TLN also noted it asked for just $0.13 per subscriber per month, well below OMNI, giving it another reason to be perplexed Rogers was selected.

At the very least, say both the ECG and TLN petitions to Cabinet, is the government must force the CRTC to re-examine its ethnic broadcasting policy (last examined in 1998-99), given this decision and the myriad other existential challenges facing ethnic broadcasters in Canada – all of whom, save OMNI – are small, independent organizations.

“The entire ethnic and third-language television broadcasting sector is now facing deep uncertainty and unnecessary levels of risk.” – ECG

“The broadcasting environment is significantly changed from what it was in 1998, as is the multicultural complexion and linguistic diversity of Canadian society,” reads the TLN petition. “The CRTC has failed to consider these changes. The last review in 1998 followed only 13 years after the previous 1985 policy… Even by that low standard, the CRTC is nearly a decade overdue in initiating a comprehensive review of ethnic broadcasting in Canada.
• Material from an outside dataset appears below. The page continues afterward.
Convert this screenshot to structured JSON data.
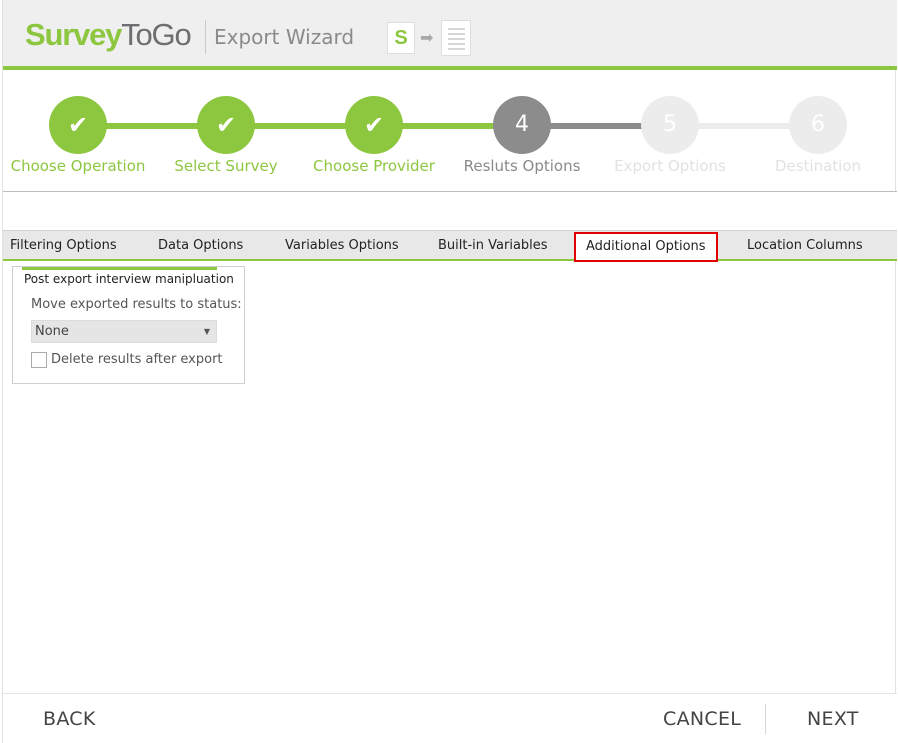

“The entire ethnic and third-language television broadcasting sector is now facing deep uncertainty and unnecessary levels of risk,” says ECG.

“A key risk posed by online distribution for Canadian third-language services is the prevalence of virtually unrestricted access to pirated content… Unless measures are taken to combat blatant and egregious piracy, there will be very little opportunity for Canadian providers to maintain any value within the Canadian rights market. Consumers will access their content online through illegitimate sources – which will become increasingly normalized due to the inadequacy of Canada’s legal protections for rights holders,” reads the ECG petition.

Also, the likes of ECG and TLN have Canadian content expenditures to make, something which competing non-Canadian services (legitimate or not) do not have to match. “What is the future for Canadian services if non-Canadian providers are able to access the Canadian market directly, while making no contribution to the creation or presentation of Canadian programming?” asks ECG.

The GIC has until August 22nd (90 days after the original decision) to respond to these petitions.